但寻思片刻,同伴还是有了结论,眼前一亮:“我可以到我们公司数据库搜一搜,虽然是商业机密,但如果只是找找名字应该没有问题。”

“现在好像都要写实名吧?”富态的女人有些疑惑。

同伴摆了摆手:“以前管理没这么严啊,你忘了?我们以前还在那个数据库里随便用了一些好玩的名字和信息,我最近搜到觉得可羞耻了。”

她们这样闲聊,梁安也看着,顺带回头看了一眼江秋,发现他似乎也很专注的观察着两位女士的交谈,如果不是怕失了礼节估计得要拿出来记笔记——虽然即使是学习,他做笔记也单纯只是一种习惯性的动作,而非真实的需要。

当然,他也确实学不会就是了。

想到这里,梁安还是忍不住叹了一口气。

他确实不知道该如何定义江秋这个人,十几甚至快要二十年以来,他都无法理解江秋眼中的世界究竟是什么样。

唯一能确认的,应该就是江秋本人确实是想要与正常人一样的情感反馈。但迫于最原始的限制,他从来都没有掌握过这种人生来就应有的能力。

就像他到现在表面上似乎掌握了一切自己想要掌握的主动权,甚至把这么一个解决问题的关键点掌握到了手上,但迄今为止,他仍然不知道对这位另类的“合作伙伴”该如何看待才最好。

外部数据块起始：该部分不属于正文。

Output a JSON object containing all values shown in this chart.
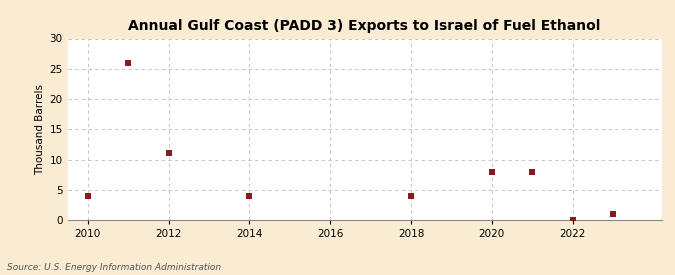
{
  "title": "Annual Gulf Coast (PADD 3) Exports to Israel of Fuel Ethanol",
  "ylabel": "Thousand Barrels",
  "source": "Source: U.S. Energy Information Administration",
  "background_color": "#faecd2",
  "plot_background_color": "#ffffff",
  "marker_color": "#8b1a1a",
  "grid_color": "#bbbbbb",
  "xlim": [
    2009.5,
    2024.2
  ],
  "ylim": [
    0,
    30
  ],
  "yticks": [
    0,
    5,
    10,
    15,
    20,
    25,
    30
  ],
  "xticks": [
    2010,
    2012,
    2014,
    2016,
    2018,
    2020,
    2022
  ],
  "data_x": [
    2010,
    2011,
    2012,
    2014,
    2018,
    2020,
    2021,
    2022,
    2023
  ],
  "data_y": [
    4,
    26,
    11,
    4,
    4,
    8,
    8,
    0,
    1
  ]
}
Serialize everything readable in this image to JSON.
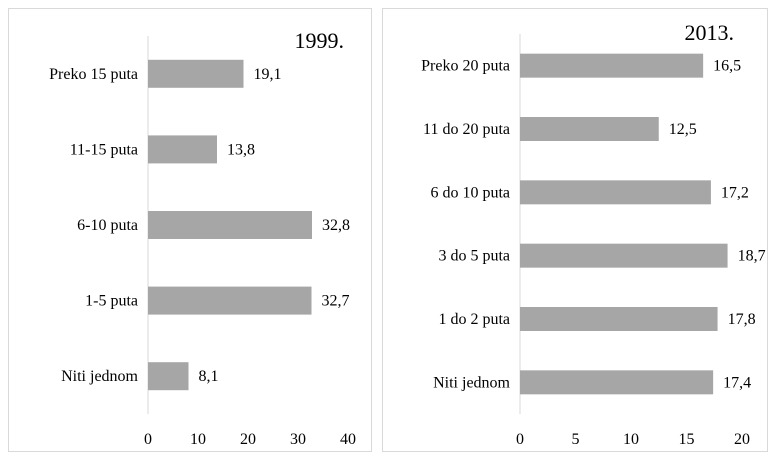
{
  "chart_data": [
    {
      "type": "bar",
      "orientation": "horizontal",
      "title": "1999.",
      "categories": [
        "Preko 15 puta",
        "11-15 puta",
        "6-10 puta",
        "1-5 puta",
        "Niti jednom"
      ],
      "values": [
        19.1,
        13.8,
        32.8,
        32.7,
        8.1
      ],
      "value_labels": [
        "19,1",
        "13,8",
        "32,8",
        "32,7",
        "8,1"
      ],
      "xlim": [
        0,
        40
      ],
      "xticks": [
        "0",
        "10",
        "20",
        "30",
        "40"
      ],
      "bar_color": "#a6a6a6",
      "grid": false
    },
    {
      "type": "bar",
      "orientation": "horizontal",
      "title": "2013.",
      "categories": [
        "Preko 20 puta",
        "11 do 20 puta",
        "6 do 10 puta",
        "3 do 5 puta",
        "1 do 2 puta",
        "Niti jednom"
      ],
      "values": [
        16.5,
        12.5,
        17.2,
        18.7,
        17.8,
        17.4
      ],
      "value_labels": [
        "16,5",
        "12,5",
        "17,2",
        "18,7",
        "17,8",
        "17,4"
      ],
      "xlim": [
        0,
        20
      ],
      "xticks": [
        "0",
        "5",
        "10",
        "15",
        "20"
      ],
      "bar_color": "#a6a6a6",
      "grid": false
    }
  ]
}
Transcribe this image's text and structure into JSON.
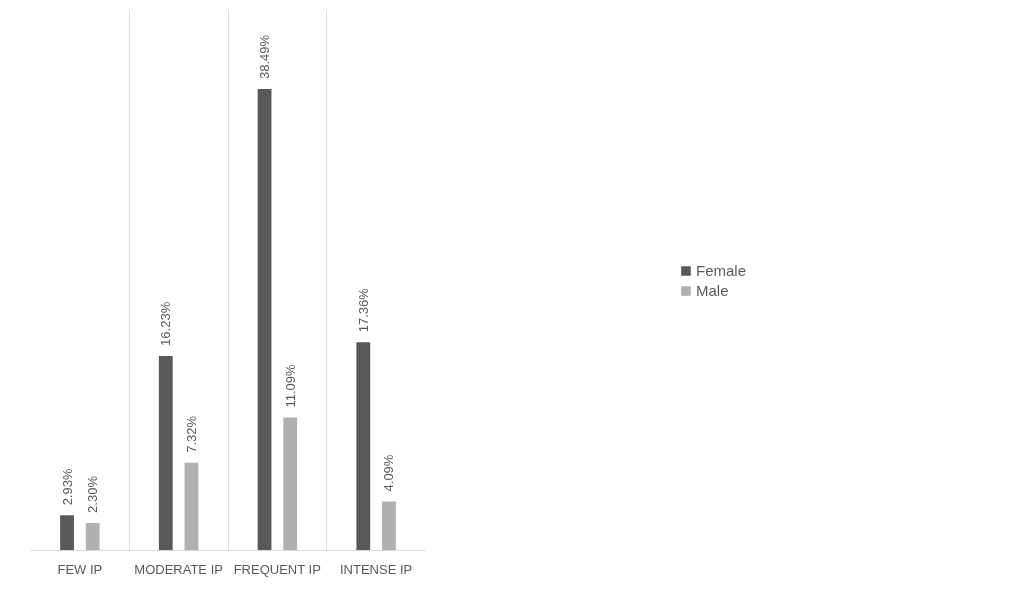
{
  "chart_data": {
    "type": "bar",
    "categories": [
      "FEW IP",
      "MODERATE IP",
      "FREQUENT IP",
      "INTENSE IP"
    ],
    "series": [
      {
        "name": "Female",
        "color": "#595959",
        "values": [
          2.93,
          16.23,
          38.49,
          17.36
        ],
        "value_labels": [
          "2.93%",
          "16.23%",
          "38.49%",
          "17.36%"
        ]
      },
      {
        "name": "Male",
        "color": "#b0b0b0",
        "values": [
          2.3,
          7.32,
          11.09,
          4.09
        ],
        "value_labels": [
          "2.30%",
          "7.32%",
          "11.09%",
          "4.09%"
        ]
      }
    ],
    "grid": "x",
    "legend": "right"
  }
}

这也许是一种相当不容易定性的特殊情况。就像江秋努力的模仿着与常人无异的言行举止,但有时候还是会在不经意之间显露出自己的不同。每当如此,他不会放弃尝试,但却仍然容易走上歧途。

梁安已经懒于去理清有关于人道主义精神和习惯的边界和范围,只想着起码在这方面走一步算一步。

起码不要重蹈覆辙,其余也只能听天由命。

想起那些事,即使是梁安也不由得有些心悸。他无论做什么都是步履艰辛,脚踏实地,但唯独在那件事上,甚至连只是想起都会感到一种无法阻挡的负面情绪。

像是心悸,也像是发觉自己避之不及,无论过去还是未来。

“是……柏木。”

就在这时,两位热心群众那边也有了结果。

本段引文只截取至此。